Like the neocons, Trump’s neo-neocons repeatedly invoke the West’s complacency and unwillingness to defend its own values, a frailty that can be rectified only through the ritual use of
military force against weaker targets
. The conservative writer Jonah Goldberg once articulated what he called the “
Ledeen Doctrine
,” after the neoconservative Michael Ledeen, which was: “Every ten years or so, the United States needs to pick up some small crappy little country and throw it against the wall, just to show the world we mean business.” Despite Trump’s rejection of George W. Bush, MAGA
bears many similarities to the right-wing politics
of that era—a fetishization of violence and torture, the treatment of opposition as treasonous, a disdain for due process, and an anti-Muslim bigotry at odds with fundamental American principles.

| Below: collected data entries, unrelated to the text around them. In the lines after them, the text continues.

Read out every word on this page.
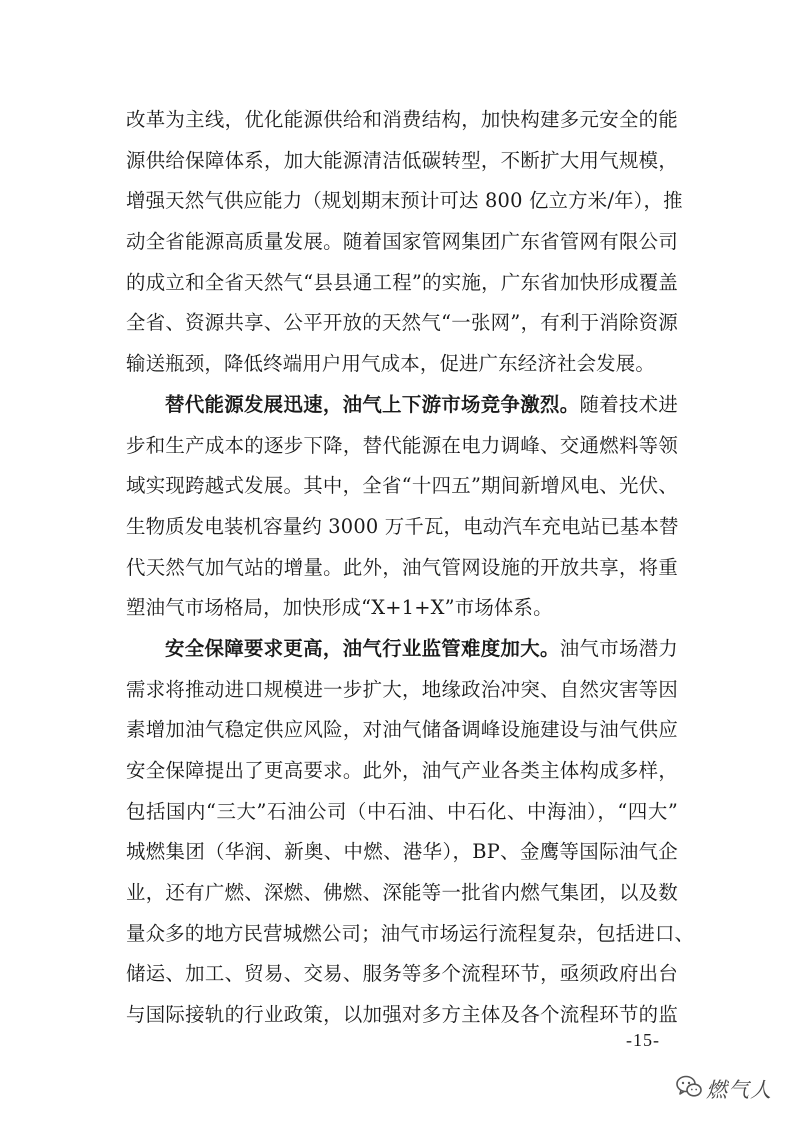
改革为主线，优化能源供给和消费结构，加快构建多元安全的能
源供给保障体系，加大能源清洁低碳转型，不断扩大用气规模，
增强天然气供应能力（规划期末预计可达 800 亿立方米/年），推
动全省能源高质量发展。随着国家管网集团广东省管网有限公司
的成立和全省天然气“县县通工程”的实施，广东省加快形成覆盖
全省、资源共享、公平开放的天然气“一张网”，有利于消除资源
输送瓶颈，降低终端用户用气成本，促进广东经济社会发展。
替代能源发展迅速，油气上下游市场竞争激烈。随着技术进
步和生产成本的逐步下降，替代能源在电力调峰、交通燃料等领
域实现跨越式发展。其中，全省“十四五”期间新增风电、光伏、
生物质发电装机容量约 3000 万千瓦，电动汽车充电站已基本替
代天然气加气站的增量。此外，油气管网设施的开放共享，将重
塑油气市场格局，加快形成“X+1+X”市场体系。
安全保障要求更高，油气行业监管难度加大。油气市场潜力
需求将推动进口规模进一步扩大，地缘政治冲突、自然灾害等因
素增加油气稳定供应风险，对油气储备调峰设施建设与油气供应
安全保障提出了更高要求。此外，油气产业各类主体构成多样，
包括国内“三大”石油公司（中石油、中石化、中海油），“四大”
城燃集团（华润、新奥、中燃、港华），BP、金鹰等国际油气企
业，还有广燃、深燃、佛燃、深能等一批省内燃气集团，以及数
量众多的地方民营城燃公司；油气市场运行流程复杂，包括进口、
储运、加工、贸易、交易、服务等多个流程环节，亟须政府出台
与国际接轨的行业政策，以加强对多方主体及各个流程环节的监
-15-
燃气人
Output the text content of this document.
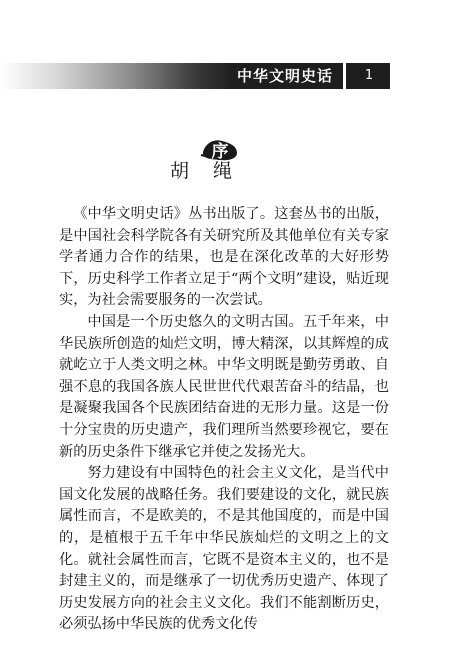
中华文明史话	1
序
胡绳

《中华文明史话》丛书出版了。这套丛书的出版，是中国社会科学院各有关研究所及其他单位有关专家学者通力合作的结果，也是在深化改革的大好形势下，历史科学工作者立足于“两个文明”建设，贴近现实，为社会需要服务的一次尝试。

中国是一个历史悠久的文明古国。五千年来，中华民族所创造的灿烂文明，博大精深，以其辉煌的成就屹立于人类文明之林。中华文明既是勤劳勇敢、自强不息的我国各族人民世世代代艰苦奋斗的结晶，也是凝聚我国各个民族团结奋进的无形力量。这是一份十分宝贵的历史遗产，我们理所当然要珍视它，要在新的历史条件下继承它并使之发扬光大。

努力建设有中国特色的社会主义文化，是当代中国文化发展的战略任务。我们要建设的文化，就民族属性而言，不是欧美的，不是其他国度的，而是中国的，是植根于五千年中华民族灿烂的文明之上的文化。就社会属性而言，它既不是资本主义的，也不是封建主义的，而是继承了一切优秀历史遗产、体现了历史发展方向的社会主义文化。我们不能割断历史，必须弘扬中华民族的优秀文化传
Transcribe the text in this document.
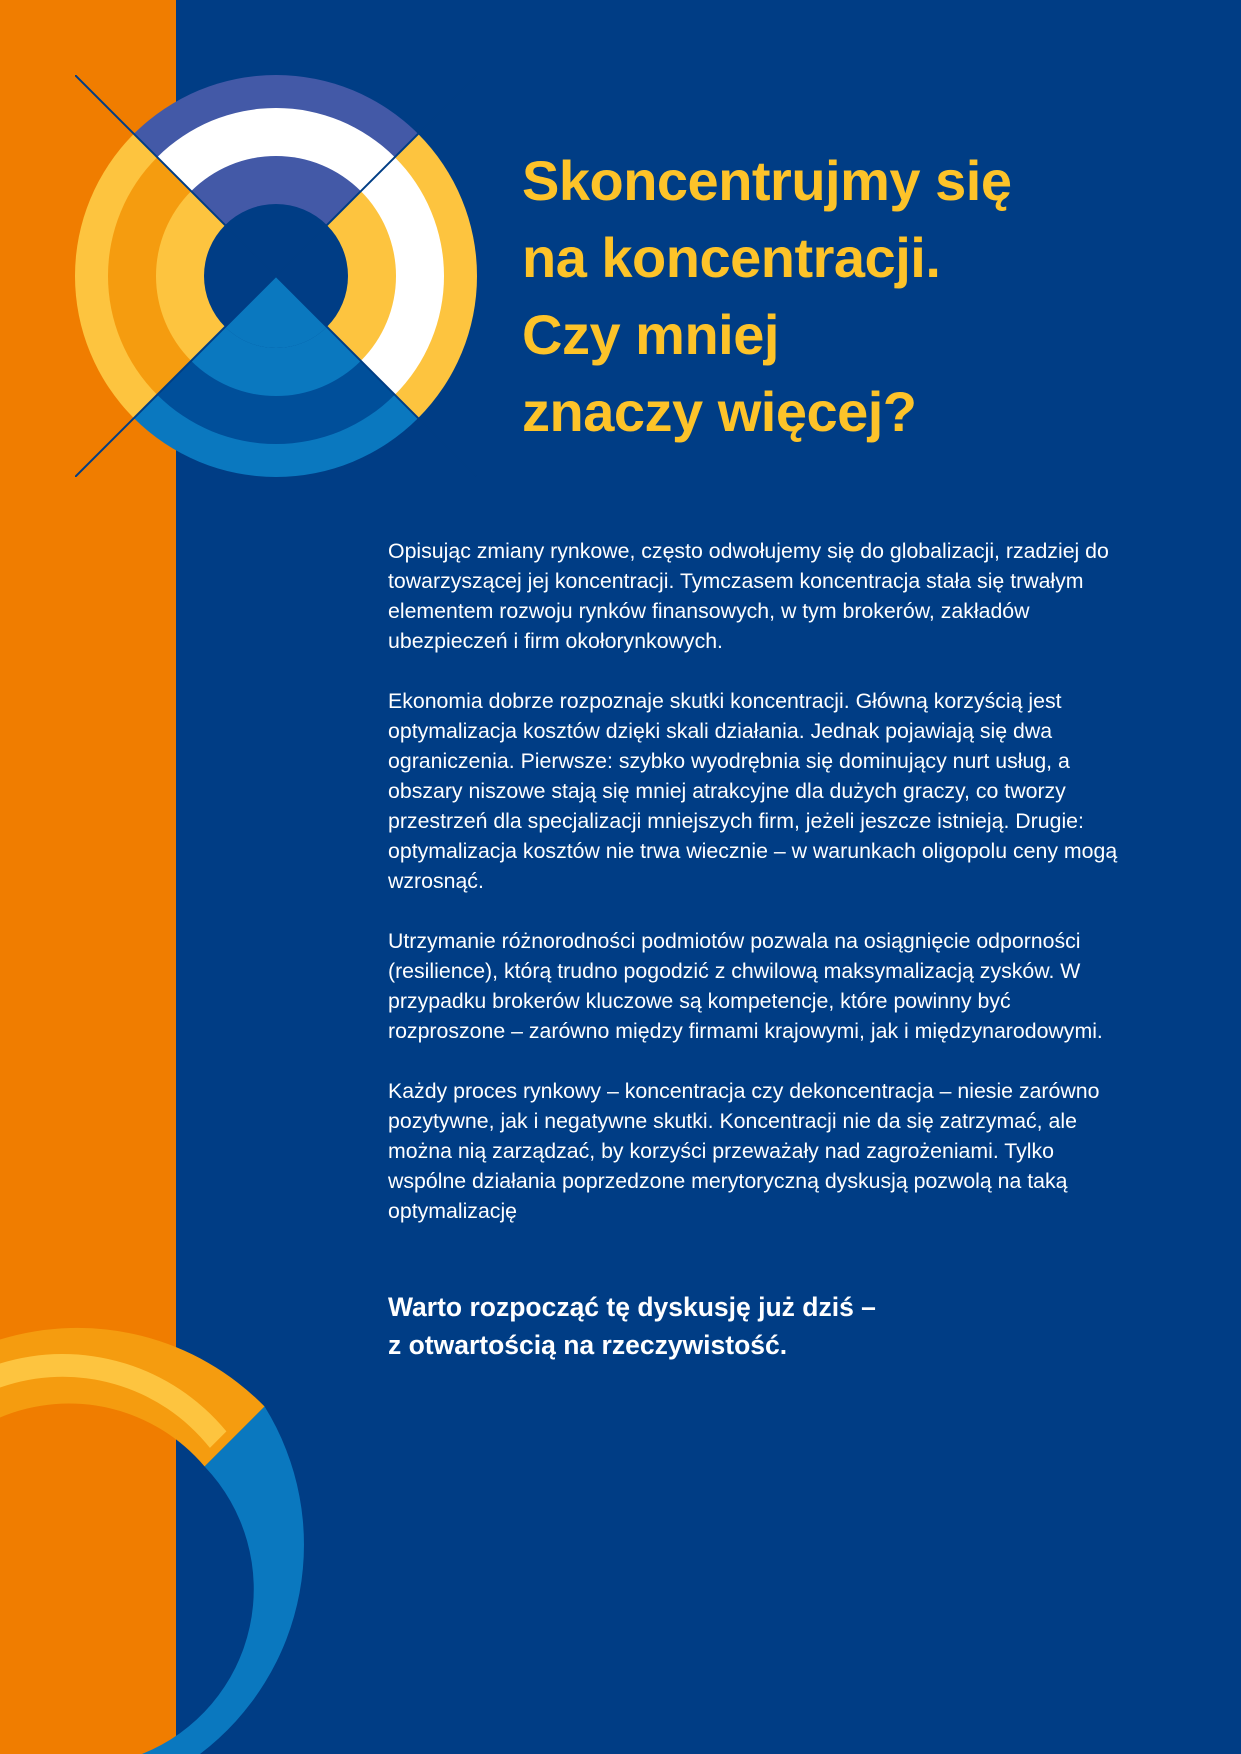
Skoncentrujmy się
na koncentracji.
Czy mniej
znaczy więcej?

Opisując zmiany rynkowe, często odwołujemy się do globalizacji, rzadziej do towarzyszącej jej koncentracji. Tymczasem koncentracja stała się trwałym elementem rozwoju rynków finansowych, w tym brokerów, zakładów ubezpieczeń i firm okołorynkowych.

Ekonomia dobrze rozpoznaje skutki koncentracji. Główną korzyścią jest optymalizacja kosztów dzięki skali działania. Jednak pojawiają się dwa ograniczenia. Pierwsze: szybko wyodrębnia się dominujący nurt usług, a obszary niszowe stają się mniej atrakcyjne dla dużych graczy, co tworzy przestrzeń dla specjalizacji mniejszych firm, jeżeli jeszcze istnieją. Drugie: optymalizacja kosztów nie trwa wiecznie – w warunkach oligopolu ceny mogą wzrosnąć.

Utrzymanie różnorodności podmiotów pozwala na osiągnięcie odporności (resilience), którą trudno pogodzić z chwilową maksymalizacją zysków. W przypadku brokerów kluczowe są kompetencje, które powinny być rozproszone – zarówno między firmami krajowymi, jak i międzynarodowymi.

Każdy proces rynkowy – koncentracja czy dekoncentracja – niesie zarówno pozytywne, jak i negatywne skutki. Koncentracji nie da się zatrzymać, ale można nią zarządzać, by korzyści przeważały nad zagrożeniami. Tylko wspólne działania poprzedzone merytoryczną dyskusją pozwolą na taką optymalizację

Warto rozpocząć tę dyskusję już dziś –
z otwartością na rzeczywistość.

Although the pretense of adhering to democratic values has been abandoned by an administration that disdains democracy, free speech, and the rule of law, the theory is nonetheless the same: Unless America defends ethno-nationalism against the forces of multiracial democracy elsewhere, ethno-nationalism will not be safe here. The Trump administration’s rabid hostility toward the “
Rainbow Nation
” of South Africa, with its history all Americans can recognize, makes more sense in this context.
[
Franklin Foer: Why the Gulf monarchs shower Trump with gifts
]
Although the neoconservative project failed and the invasions of Iraq and Afghanistan are justly remembered as disasters, some neocons did care deeply about the principles of democracy, in their own misguided way. They have proved it by opposing Trump, even at the cost of their former associations and status in the political party to which they have devoted their lives. But for others, the appeal of interventionism seems to have been more about a kind of ethnic chauvinism, about reiterating the superiority of the enlightened West over primitivist “Islamofascism.” For that faction of former neocons, well, Trumpism fit like a well-tailored suit.

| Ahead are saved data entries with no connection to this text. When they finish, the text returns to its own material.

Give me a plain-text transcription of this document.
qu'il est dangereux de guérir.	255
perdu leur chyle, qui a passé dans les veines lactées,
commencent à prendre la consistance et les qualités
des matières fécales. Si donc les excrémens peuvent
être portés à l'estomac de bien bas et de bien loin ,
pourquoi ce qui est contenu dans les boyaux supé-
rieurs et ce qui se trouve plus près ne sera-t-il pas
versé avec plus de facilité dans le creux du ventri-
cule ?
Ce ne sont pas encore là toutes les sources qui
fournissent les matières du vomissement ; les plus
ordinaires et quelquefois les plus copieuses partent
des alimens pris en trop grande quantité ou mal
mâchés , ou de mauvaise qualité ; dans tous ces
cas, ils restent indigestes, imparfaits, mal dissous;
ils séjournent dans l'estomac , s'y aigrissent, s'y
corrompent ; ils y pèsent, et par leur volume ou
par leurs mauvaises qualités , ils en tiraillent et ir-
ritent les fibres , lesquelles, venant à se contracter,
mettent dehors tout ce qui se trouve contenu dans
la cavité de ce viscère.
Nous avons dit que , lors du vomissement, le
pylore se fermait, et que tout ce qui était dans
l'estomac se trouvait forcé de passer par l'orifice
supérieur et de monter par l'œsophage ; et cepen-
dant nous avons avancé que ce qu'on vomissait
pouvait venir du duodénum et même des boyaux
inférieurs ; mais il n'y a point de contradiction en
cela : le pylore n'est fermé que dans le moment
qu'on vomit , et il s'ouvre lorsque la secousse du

Trump’s National Security Strategy is, of course, not just about foreign policy. This administration has
shown itself
to be
hostile to America’s multiracial inheritance
. It is engaged in a social-engineering project to make the United States less diverse through mass deportation; the attack on birthright citizenship; and selective enforcement of antidiscrimination laws, which will make it easier to exclude women and ethnic and racial minorities from elite professions. A National Security Strategy that describes any nation with more welcoming policies as engaged in its own self-destruction is a warning, too, for those Americans who do not fit within the Trump administration’s racially defined view of citizenship. After all, if European civilization can be “erased” by the mere presence of those who do not share the ethnic background of the majority, then the same applies to white people in the United States.

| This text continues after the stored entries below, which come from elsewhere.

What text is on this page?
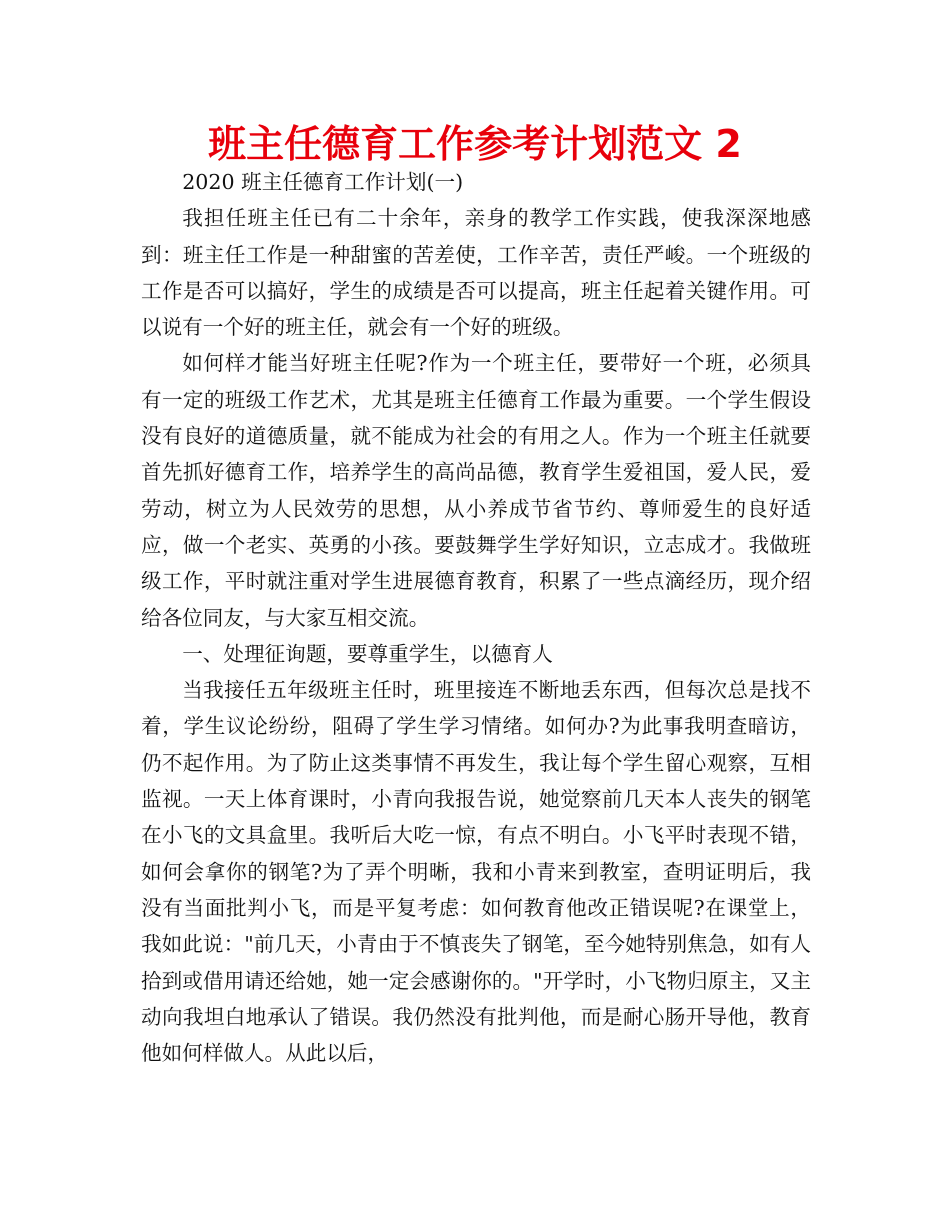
班主任德育工作参考计划范文 2

2020 班主任德育工作计划(一)

我担任班主任已有二十余年，亲身的教学工作实践，使我深深地感到：班主任工作是一种甜蜜的苦差使，工作辛苦，责任严峻。一个班级的工作是否可以搞好，学生的成绩是否可以提高，班主任起着关键作用。可以说有一个好的班主任，就会有一个好的班级。

如何样才能当好班主任呢?作为一个班主任，要带好一个班，必须具有一定的班级工作艺术，尤其是班主任德育工作最为重要。一个学生假设没有良好的道德质量，就不能成为社会的有用之人。作为一个班主任就要首先抓好德育工作，培养学生的高尚品德，教育学生爱祖国，爱人民，爱劳动，树立为人民效劳的思想，从小养成节省节约、尊师爱生的良好适应，做一个老实、英勇的小孩。要鼓舞学生学好知识，立志成才。我做班级工作，平时就注重对学生进展德育教育，积累了一些点滴经历，现介绍给各位同友，与大家互相交流。

一、处理征询题，要尊重学生，以德育人

当我接任五年级班主任时，班里接连不断地丢东西，但每次总是找不着，学生议论纷纷，阻碍了学生学习情绪。如何办?为此事我明查暗访，仍不起作用。为了防止这类事情不再发生，我让每个学生留心观察，互相监视。一天上体育课时，小青向我报告说，她觉察前几天本人丧失的钢笔在小飞的文具盒里。我听后大吃一惊，有点不明白。小飞平时表现不错，如何会拿你的钢笔?为了弄个明晰，我和小青来到教室，查明证明后，我没有当面批判小飞，而是平复考虑：如何教育他改正错误呢?在课堂上，我如此说："前几天，小青由于不慎丧失了钢笔，至今她特别焦急，如有人拾到或借用请还给她，她一定会感谢你的。"开学时，小飞物归原主，又主动向我坦白地承认了错误。我仍然没有批判他，而是耐心肠开导他，教育他如何样做人。从此以后，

The Trump administration’s strategy document states that “who a country admits into its borders—in what numbers and from where—will inevitably define the future of that nation.” Trump has made clear that this is no anodyne statement—
at a rally Tuesday
he defended his “permanent pause” on “third-world migration” by expressing his dismay at the fact that instead of people coming from Norway, Sweden, or Denmark, immigrants were coming to the U.S. from “Somalia, places that are a disaster, filthy, dirty, disgusting.” Trump is not concerned about “migration”; in some general sense, he’s concerned that the immigrants are not white.
This is the
“Great Replacement” theory
, applied globally. It is the same might-makes-right worldview of the worst neocons, but in service of the abhorrent principle of segregation instead of democracy, and suggesting a future of American imperialism unmoored from any pretense of a belief in the equality of mankind.